THE RISE OF ETHICAL AWARENESS

In pre-Islamic Arabia, the prevailing moral code was one of equal retaliation—repaying good with good, and bad with bad. A common principle was: “We deal with people just as they dealt with us.” One tribal poet boasted about his tribe’s revenge on rivals:

“We left no type of hostility undone—we gave them exactly what they gave us.” (falam yabqa min al-ʿudwan dunnahum kama danu)

But when the Prophet of Islam arrived, he transformed this moral outlook. Instead of advocating equal retaliation, he taught a higher ethic. He said:

“Treat well the one who mistreats you.”
(Mu’jam Ibn al-Arabi, Hadith No. 1507)

Another hadith expresses this principle more fully: “Do not be one who says: ‘If people treat us well, we will do the same; and if they wrong us, we will retaliate.’ Rather, prepare yourselves to treat others well if they are good to you, and even if they are not—do not act unjustly.” (Sunan al-Tirmidhi, Hadith No. 2007)
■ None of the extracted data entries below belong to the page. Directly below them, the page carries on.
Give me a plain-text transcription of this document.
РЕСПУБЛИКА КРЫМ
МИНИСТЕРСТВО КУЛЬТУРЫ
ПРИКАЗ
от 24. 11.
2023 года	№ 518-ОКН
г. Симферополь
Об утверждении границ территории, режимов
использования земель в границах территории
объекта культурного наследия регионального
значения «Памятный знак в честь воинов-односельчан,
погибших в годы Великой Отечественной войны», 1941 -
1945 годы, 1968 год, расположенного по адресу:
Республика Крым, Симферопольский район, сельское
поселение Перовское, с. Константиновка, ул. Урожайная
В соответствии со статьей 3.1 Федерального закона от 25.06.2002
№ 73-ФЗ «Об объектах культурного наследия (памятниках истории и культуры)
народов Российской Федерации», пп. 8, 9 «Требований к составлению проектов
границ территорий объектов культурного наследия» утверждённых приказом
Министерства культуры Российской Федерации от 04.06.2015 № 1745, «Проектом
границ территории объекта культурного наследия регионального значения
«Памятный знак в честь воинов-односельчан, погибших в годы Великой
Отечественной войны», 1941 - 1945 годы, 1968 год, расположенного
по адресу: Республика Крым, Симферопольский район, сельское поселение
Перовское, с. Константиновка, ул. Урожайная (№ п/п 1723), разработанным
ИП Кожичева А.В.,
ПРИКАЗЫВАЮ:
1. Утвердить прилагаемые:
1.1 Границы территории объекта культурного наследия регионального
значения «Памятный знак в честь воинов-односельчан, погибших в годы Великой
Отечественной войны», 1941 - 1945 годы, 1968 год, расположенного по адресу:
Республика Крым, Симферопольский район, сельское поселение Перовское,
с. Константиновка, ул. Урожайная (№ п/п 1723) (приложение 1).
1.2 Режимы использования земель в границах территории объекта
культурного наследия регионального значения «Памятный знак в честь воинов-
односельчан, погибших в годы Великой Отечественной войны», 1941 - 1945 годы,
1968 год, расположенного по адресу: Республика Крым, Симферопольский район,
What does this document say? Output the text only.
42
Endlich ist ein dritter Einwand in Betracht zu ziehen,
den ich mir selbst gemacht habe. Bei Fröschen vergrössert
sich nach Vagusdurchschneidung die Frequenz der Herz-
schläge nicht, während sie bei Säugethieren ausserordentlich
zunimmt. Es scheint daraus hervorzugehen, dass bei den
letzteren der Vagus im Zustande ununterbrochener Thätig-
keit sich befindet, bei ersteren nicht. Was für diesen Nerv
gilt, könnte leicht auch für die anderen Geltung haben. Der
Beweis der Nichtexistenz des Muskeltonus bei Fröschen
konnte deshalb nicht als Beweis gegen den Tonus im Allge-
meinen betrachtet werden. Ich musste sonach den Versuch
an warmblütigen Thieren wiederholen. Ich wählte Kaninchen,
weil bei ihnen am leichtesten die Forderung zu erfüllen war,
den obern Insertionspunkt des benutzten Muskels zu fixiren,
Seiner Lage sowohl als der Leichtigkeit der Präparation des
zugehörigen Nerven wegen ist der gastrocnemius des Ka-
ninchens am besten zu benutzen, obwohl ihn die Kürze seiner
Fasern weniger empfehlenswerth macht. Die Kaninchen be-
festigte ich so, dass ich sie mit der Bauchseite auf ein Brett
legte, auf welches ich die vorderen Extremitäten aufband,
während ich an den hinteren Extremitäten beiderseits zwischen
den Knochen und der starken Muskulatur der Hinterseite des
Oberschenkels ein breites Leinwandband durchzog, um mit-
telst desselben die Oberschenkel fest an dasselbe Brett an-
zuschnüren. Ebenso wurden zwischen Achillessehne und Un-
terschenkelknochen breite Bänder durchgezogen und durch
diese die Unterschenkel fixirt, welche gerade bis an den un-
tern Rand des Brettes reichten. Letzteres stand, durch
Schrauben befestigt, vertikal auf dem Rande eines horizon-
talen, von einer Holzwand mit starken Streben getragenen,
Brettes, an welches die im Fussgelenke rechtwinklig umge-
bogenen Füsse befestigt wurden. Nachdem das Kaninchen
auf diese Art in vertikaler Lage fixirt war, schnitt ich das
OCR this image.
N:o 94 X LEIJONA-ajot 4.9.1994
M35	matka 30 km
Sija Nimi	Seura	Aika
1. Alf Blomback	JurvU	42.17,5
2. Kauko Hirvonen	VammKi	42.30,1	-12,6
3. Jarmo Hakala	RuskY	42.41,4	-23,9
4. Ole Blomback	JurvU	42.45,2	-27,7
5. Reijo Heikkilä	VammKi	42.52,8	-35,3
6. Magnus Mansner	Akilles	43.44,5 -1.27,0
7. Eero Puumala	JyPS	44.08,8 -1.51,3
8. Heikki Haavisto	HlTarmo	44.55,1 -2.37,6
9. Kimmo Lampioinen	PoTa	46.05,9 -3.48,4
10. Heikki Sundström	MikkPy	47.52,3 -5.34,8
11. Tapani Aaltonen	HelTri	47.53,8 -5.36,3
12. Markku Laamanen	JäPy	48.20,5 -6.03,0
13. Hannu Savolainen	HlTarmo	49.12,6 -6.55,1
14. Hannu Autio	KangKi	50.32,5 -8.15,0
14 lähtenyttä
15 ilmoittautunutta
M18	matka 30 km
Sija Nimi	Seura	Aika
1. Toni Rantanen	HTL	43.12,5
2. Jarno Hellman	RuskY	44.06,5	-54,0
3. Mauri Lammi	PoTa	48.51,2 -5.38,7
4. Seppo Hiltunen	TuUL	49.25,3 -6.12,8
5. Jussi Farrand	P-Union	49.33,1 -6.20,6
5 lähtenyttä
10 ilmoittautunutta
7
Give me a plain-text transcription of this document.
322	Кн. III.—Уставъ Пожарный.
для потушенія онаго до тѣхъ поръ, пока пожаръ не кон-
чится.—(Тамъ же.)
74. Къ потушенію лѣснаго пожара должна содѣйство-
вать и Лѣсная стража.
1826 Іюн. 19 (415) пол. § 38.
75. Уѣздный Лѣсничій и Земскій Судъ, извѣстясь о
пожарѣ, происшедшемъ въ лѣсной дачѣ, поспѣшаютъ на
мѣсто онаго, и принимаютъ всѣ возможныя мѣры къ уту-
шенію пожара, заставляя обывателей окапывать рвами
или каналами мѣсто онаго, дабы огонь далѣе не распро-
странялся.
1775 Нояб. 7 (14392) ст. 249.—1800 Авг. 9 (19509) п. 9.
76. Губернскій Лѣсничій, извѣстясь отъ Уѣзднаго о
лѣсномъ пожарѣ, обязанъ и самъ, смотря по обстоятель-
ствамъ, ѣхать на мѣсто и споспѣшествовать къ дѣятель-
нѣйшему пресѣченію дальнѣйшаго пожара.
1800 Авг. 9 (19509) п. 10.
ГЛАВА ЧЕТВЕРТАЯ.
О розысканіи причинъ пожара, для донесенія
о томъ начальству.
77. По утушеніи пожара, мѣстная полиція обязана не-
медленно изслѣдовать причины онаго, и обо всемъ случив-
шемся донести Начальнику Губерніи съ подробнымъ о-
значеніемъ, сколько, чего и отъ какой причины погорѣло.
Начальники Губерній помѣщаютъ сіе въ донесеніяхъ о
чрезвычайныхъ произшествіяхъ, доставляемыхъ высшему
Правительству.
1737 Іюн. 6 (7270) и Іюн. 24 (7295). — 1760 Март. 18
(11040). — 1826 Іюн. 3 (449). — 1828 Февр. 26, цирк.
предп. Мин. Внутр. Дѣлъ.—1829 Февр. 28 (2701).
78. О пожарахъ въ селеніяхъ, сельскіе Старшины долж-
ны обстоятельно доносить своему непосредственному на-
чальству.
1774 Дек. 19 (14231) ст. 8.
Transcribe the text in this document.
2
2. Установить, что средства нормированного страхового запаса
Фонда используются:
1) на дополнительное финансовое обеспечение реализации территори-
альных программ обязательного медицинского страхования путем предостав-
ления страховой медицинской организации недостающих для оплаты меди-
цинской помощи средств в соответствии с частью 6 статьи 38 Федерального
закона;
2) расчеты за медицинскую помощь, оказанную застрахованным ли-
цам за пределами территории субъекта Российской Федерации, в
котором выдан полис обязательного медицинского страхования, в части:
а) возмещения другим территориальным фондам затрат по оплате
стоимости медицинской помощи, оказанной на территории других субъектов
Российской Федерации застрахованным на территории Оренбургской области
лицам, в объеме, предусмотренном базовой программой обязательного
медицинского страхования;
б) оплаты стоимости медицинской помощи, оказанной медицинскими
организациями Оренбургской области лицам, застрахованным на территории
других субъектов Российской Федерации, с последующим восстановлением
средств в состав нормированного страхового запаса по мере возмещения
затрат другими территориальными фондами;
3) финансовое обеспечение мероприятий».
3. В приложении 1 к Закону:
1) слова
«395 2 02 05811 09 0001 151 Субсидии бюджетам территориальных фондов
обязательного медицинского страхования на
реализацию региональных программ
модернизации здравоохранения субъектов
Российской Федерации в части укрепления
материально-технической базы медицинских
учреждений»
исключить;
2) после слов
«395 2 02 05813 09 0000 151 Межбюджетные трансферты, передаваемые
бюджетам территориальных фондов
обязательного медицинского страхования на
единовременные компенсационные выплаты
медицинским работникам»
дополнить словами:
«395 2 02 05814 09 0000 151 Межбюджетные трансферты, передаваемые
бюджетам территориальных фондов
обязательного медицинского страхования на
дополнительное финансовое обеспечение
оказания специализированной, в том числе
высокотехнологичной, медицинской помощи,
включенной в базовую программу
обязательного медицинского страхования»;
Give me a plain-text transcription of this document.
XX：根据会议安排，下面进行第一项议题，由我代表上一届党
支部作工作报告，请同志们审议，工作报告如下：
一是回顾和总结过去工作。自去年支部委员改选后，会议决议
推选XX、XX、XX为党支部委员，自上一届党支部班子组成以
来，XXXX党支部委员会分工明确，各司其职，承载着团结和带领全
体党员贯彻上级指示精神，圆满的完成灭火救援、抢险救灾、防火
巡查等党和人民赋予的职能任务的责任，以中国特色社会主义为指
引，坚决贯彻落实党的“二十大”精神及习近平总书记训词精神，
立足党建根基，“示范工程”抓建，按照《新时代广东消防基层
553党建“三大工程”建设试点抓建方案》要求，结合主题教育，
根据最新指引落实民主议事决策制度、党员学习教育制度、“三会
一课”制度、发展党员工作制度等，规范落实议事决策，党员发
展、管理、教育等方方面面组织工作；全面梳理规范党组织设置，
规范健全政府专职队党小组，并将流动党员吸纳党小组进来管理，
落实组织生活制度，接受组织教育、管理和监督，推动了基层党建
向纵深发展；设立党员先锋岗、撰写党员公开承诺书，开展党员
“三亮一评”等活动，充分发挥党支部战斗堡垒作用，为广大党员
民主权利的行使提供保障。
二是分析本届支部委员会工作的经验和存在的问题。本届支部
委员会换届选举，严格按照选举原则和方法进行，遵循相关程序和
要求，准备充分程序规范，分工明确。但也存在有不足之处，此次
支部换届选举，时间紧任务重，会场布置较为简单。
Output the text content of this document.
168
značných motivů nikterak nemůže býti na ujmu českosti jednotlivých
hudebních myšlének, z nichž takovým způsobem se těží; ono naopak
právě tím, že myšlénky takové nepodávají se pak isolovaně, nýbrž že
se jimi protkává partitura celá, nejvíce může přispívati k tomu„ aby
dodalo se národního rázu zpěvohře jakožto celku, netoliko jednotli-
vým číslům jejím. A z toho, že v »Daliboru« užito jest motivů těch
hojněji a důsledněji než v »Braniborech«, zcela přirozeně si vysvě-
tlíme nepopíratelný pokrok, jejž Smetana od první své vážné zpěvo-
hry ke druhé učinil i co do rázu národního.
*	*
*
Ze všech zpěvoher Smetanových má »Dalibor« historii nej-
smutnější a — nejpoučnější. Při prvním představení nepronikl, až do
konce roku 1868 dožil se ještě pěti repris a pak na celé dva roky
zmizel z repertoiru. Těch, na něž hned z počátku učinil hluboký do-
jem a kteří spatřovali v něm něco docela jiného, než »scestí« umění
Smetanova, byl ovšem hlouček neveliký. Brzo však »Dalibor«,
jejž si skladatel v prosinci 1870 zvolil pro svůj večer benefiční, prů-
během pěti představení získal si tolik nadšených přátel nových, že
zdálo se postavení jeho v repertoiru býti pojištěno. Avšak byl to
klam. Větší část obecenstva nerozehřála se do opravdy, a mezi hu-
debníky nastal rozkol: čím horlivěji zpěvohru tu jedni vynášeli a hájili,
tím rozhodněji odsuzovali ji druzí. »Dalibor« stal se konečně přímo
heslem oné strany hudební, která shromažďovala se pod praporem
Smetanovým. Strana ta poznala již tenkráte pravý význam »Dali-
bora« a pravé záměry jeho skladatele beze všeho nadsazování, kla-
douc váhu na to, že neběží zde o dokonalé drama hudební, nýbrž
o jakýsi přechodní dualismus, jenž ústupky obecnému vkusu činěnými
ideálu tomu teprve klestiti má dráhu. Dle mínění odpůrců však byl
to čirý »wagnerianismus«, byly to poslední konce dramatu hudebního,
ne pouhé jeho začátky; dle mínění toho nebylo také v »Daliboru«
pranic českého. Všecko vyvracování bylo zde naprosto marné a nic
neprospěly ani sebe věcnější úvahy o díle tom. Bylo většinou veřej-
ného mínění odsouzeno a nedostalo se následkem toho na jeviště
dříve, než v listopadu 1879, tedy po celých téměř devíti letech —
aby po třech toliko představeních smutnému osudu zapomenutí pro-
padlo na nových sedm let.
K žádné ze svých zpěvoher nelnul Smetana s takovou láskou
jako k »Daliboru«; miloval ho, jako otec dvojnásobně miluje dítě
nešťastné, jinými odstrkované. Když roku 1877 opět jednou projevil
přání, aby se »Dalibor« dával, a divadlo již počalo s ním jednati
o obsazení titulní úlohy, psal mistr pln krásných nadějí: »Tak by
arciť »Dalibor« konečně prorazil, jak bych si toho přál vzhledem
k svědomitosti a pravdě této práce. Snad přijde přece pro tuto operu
One of the Prophet’s enduring traditions was to elevate people’s awareness—to raise their sense of ethics and uplift their behaviour in all aspects of life.

To elevate the human standard—intellectually, morally, and spiritually—is one of the most important missions. It benefits both the individual and the society as a whole. This work of raising moral and human awareness is a prophetic tradition—and reviving it is an act of reviving the legacy of the Prophet.